Albert Camus - L'Etranger

  Un article sur un grand classique de la littérature française du XXème siècle.

Titre: L'Etranger
Auteur: Albert Camus
Genre: roman
Année de publication: 1942
Pays: France

Résumé
   Dans l'Algérie française des années 40, un homme, Meursault, modeste employé, vient de perdre sa mère. Ce deuil ne semble pas l'affliger plus que ça puisque, le lendemain même, il prend pour maîtresse une jolie jeune femme, Marie. Lors d'un séjour chez un ami, Raymond, Meursault se trouve amené à tuer un Arabe, ennemi de Raymond, alors qu'il n'est pas en pleine possession de ses moyens. Il est alors arrêté, mis en prison, et a la sensation que sa vie lui échappe, sans paraître plus s'en préoccuper.

Mon avis
   Ce livre m'a beaucoup surprise, principalement à cause du personnage étrange et indéchiffrable de Meursault. L'insensibilité, le fatalisme de ce personnage somme toute ordinaire, ni bon ni mauvais, mais n'éprouvant presque aucun sentiment, m'ont frappée. Le personnage, qui est également narrateur, est accablé par le poids du destin, de la fatalité, de l'absurdité de la vie. Son absence totale d'espérance, qui ne va même pas jusqu'au désespoir profond, mais qui est mêlée d'une résignation indifférente, m'ont terrifiée. Meursault est un incompris (d'où le titre, L'Etranger); 
; les autres personnages veulent absolument faire de lui un monstre.
   Le thème principal du roman est donc le destin: pour un moment d'égarement, pour quelques gestes insignifiants comme avoir pris du café au lait devant le corps de sa mère morte alors qu'il la veillait, détail qui aura beaucoup de poids le jour de son procès, la vie de Meursault lui échappe, il est condamné. Meursault n'a pas eu de chance, quelques coïncidences fatales l'ont mené vers la mort.

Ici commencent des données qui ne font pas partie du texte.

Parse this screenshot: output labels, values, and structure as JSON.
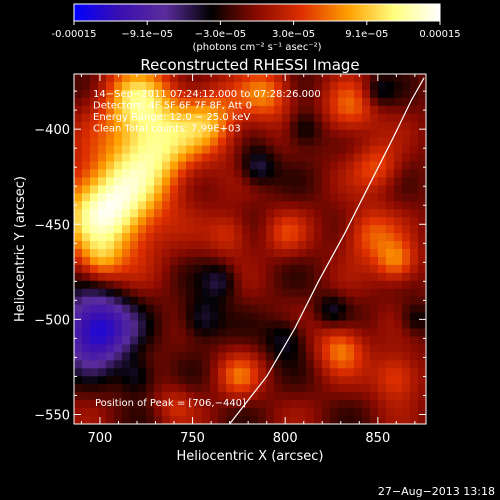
{
  "colorbar": {
    "ticks": [
      "-0.00015",
      "−9.1e−05",
      "−3.0e−05",
      "3.0e−05",
      "9.1e−05",
      "0.00015"
    ],
    "unit_label": "(photons cm⁻² s⁻¹ asec⁻²)",
    "colors": [
      "#0000ff",
      "#3a0fb0",
      "#5a2c9c",
      "#000000",
      "#8a0a00",
      "#e03000",
      "#ffa000",
      "#ffff80",
      "#ffffff"
    ]
  },
  "chart_data": {
    "type": "heatmap",
    "title": "Reconstructed RHESSI Image",
    "xlabel": "Heliocentric X (arcsec)",
    "ylabel": "Heliocentric Y (arcsec)",
    "xlim": [
      686,
      876
    ],
    "ylim": [
      -555,
      -371
    ],
    "xticks": [
      700,
      750,
      800,
      850
    ],
    "yticks": [
      -400,
      -450,
      -500,
      -550
    ],
    "value_range": [
      -0.00015,
      0.00015
    ],
    "info_lines": [
      "14−Sep−2011 07:24:12.000 to 07:28:26.000",
      "Detectors: 4F 5F 6F 7F 8F, Att 0",
      "Energy Range: 12.0 − 25.0 keV",
      "Clean    Total counts: 7.99E+03"
    ],
    "peak_label": "Position of Peak = [706,−440]",
    "peak": [
      706,
      -440
    ],
    "limb_curve": [
      [
        770,
        -555
      ],
      [
        790,
        -530
      ],
      [
        805,
        -505
      ],
      [
        818,
        -480
      ],
      [
        832,
        -455
      ],
      [
        845,
        -430
      ],
      [
        858,
        -405
      ],
      [
        868,
        -385
      ],
      [
        875,
        -373
      ]
    ],
    "sources": [
      {
        "x": 705,
        "y": -442,
        "sigma": 18,
        "amp": 1.0
      },
      {
        "x": 730,
        "y": -410,
        "sigma": 16,
        "amp": 0.7
      },
      {
        "x": 720,
        "y": -385,
        "sigma": 14,
        "amp": 0.6
      },
      {
        "x": 760,
        "y": -395,
        "sigma": 12,
        "amp": 0.5
      },
      {
        "x": 790,
        "y": -382,
        "sigma": 10,
        "amp": 0.45
      },
      {
        "x": 835,
        "y": -390,
        "sigma": 10,
        "amp": 0.4
      },
      {
        "x": 850,
        "y": -420,
        "sigma": 9,
        "amp": 0.35
      },
      {
        "x": 845,
        "y": -455,
        "sigma": 10,
        "amp": 0.4
      },
      {
        "x": 860,
        "y": -470,
        "sigma": 8,
        "amp": 0.5
      },
      {
        "x": 830,
        "y": -515,
        "sigma": 9,
        "amp": 0.45
      },
      {
        "x": 860,
        "y": -530,
        "sigma": 9,
        "amp": 0.4
      },
      {
        "x": 770,
        "y": -455,
        "sigma": 8,
        "amp": 0.3
      },
      {
        "x": 800,
        "y": -455,
        "sigma": 8,
        "amp": 0.25
      },
      {
        "x": 740,
        "y": -545,
        "sigma": 7,
        "amp": 0.2
      },
      {
        "x": 775,
        "y": -530,
        "sigma": 8,
        "amp": 0.35
      },
      {
        "x": 700,
        "y": -470,
        "sigma": 8,
        "amp": 0.35
      },
      {
        "x": 698,
        "y": -505,
        "sigma": 14,
        "amp": -0.9
      },
      {
        "x": 785,
        "y": -420,
        "sigma": 7,
        "amp": -0.35
      },
      {
        "x": 810,
        "y": -400,
        "sigma": 7,
        "amp": -0.3
      },
      {
        "x": 755,
        "y": -500,
        "sigma": 8,
        "amp": -0.35
      },
      {
        "x": 800,
        "y": -510,
        "sigma": 8,
        "amp": -0.3
      },
      {
        "x": 825,
        "y": -495,
        "sigma": 6,
        "amp": -0.25
      },
      {
        "x": 765,
        "y": -480,
        "sigma": 7,
        "amp": -0.3
      },
      {
        "x": 850,
        "y": -380,
        "sigma": 6,
        "amp": -0.25
      },
      {
        "x": 720,
        "y": -530,
        "sigma": 7,
        "amp": -0.3
      },
      {
        "x": 870,
        "y": -500,
        "sigma": 6,
        "amp": -0.25
      }
    ]
  },
  "footer": {
    "timestamp": "27−Aug−2013 13:18"
  }
}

On pourrait rapprocher cette oeuvre de la nouvelle La Parure, de Maupassant, où l'on perçoit de la même façon la toute-puissance du destin.
   Quant au style, il est, je l'avoue, un peu déroutant, surtout par le recours quasi-systématique au discours indirect ou indirect libre, qui sert pourtant de façon admirable cette distanciation du personnage par rapport aux évènements qu'il vit.
 
Mon verdict
4/5; un admirable roman tragique

   Je ne résiste pas au plaisir de partager quelques citations, très connues d'ailleurs, mais tout à fait représentatives du roman:
"Aujourd'hui maman est morte. Ou peut-être hier, je ne sais pas." (Incipit du roman)
"Je n'avais pas fait telle chose alors que j'avais fait telle autre. Et après ? [...] Rien, rien n'avait d'importance et je savais bien pourquoi. Du fond de mon avenir, pendant toute cette vie absurde que j'avais menée, un souffle obscur remontait vers moi à travers des années qui n'étaient pas encore venues et ce souffle égalisait alors dans son passage tout ce qu'on me proposait alors dans les années pas plus réelles que je vivais."